Later that afternoon, my family and friends had a party at the beach to celebrate St. John’s holiday. We were playing volleyball on the beach, listening to the waves breaking on the shore.
“Alright Jacob, this one’s for you”, my dad said, giving me a smile.
He served the ball hard and I dove into the sand to try and hit it back over the net. I missed.
“Point for our team,” Mom said from the other side of the net.
My skin was red and burning from the sun. The sand scraping against it didn’t do anything to help it feel better, either. I walked away in frustration. I needed a minute to recover from the pain of the dive.
My brother Mark ran to catch up with me.
“Oh, Jacob come on, what’s wrong?”, he asked.
“Sorry,” I said. “I just needed a minute. Dad served the ball too hard,” I whined.
“Well, I’d come back if I were you.
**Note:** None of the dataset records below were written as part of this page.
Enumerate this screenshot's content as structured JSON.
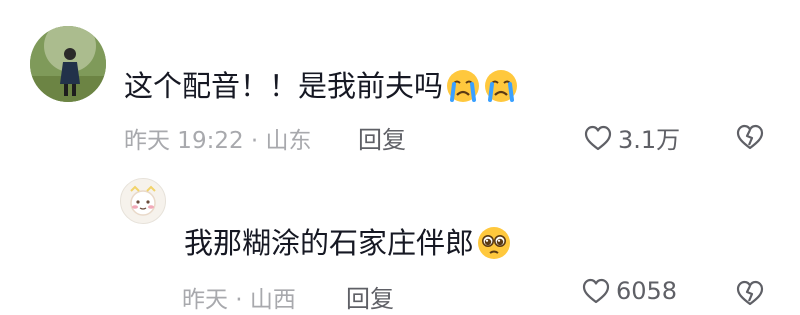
{
  "comments": [
    {
      "text": "这个配音！！是我前夫吗",
      "emoji": [
        "crying-face",
        "crying-face"
      ],
      "time_location": "昨天 19:22 · 山东",
      "reply_label": "回复",
      "likes": "3.1万"
    },
    {
      "text": "我那糊涂的石家庄伴郎",
      "emoji": [
        "pleading-face"
      ],
      "time_location": "昨天 · 山西",
      "reply_label": "回复",
      "likes": "6058"
    }
  ],
  "colors": {
    "text_primary": "#161823",
    "text_meta": "#a8a9ad",
    "text_action": "#5f6066",
    "emoji_yellow": "#ffc83d",
    "emoji_tear": "#3aa0ff"
  }
}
We kind of threw this party for you. If you don’t want to play volleyball, at least you can celebrate with the other guests,” he added.
“Yeah, you’re right,” I said.
I put my arm around Mark’s shoulder, and we walked back together.
“Sorry, everyone,” I said, giving a wave to the people sitting around in a circle. “I appreciate all of you coming. I bet the food will be coming soon.”
They all smiled and waved, acknowledging my apology. I reached behind my shoulders to try and get all the sand that was on my back. It was irritating. The ocean was just a few feet away, so I decided to take a quick dip to clean off.
A cloud passed over the sun as I went down into the water. I took my time, listening to the low murmur of the breaking waves as they passed over my head. As I came up out of the ocean, the sun broke through the clouds, shining on the water in front of me. My mind went back to my baptism earlier that morning. I shielded my eyes as I stepped into the light, tilting my head upward to look at the sun, shining in all its glory. Words from the scripture read at Mass this morning came back to my mind. This is my beloved son in whom I am well pleased. I smiled, comforted. Maybe the baptizer was looking down from heaven to send me a message. I waded back to shore, getting knocked down by the waves closet to shore. After I recovered my composure, I ran to join my family, who were waiting to share in my joy.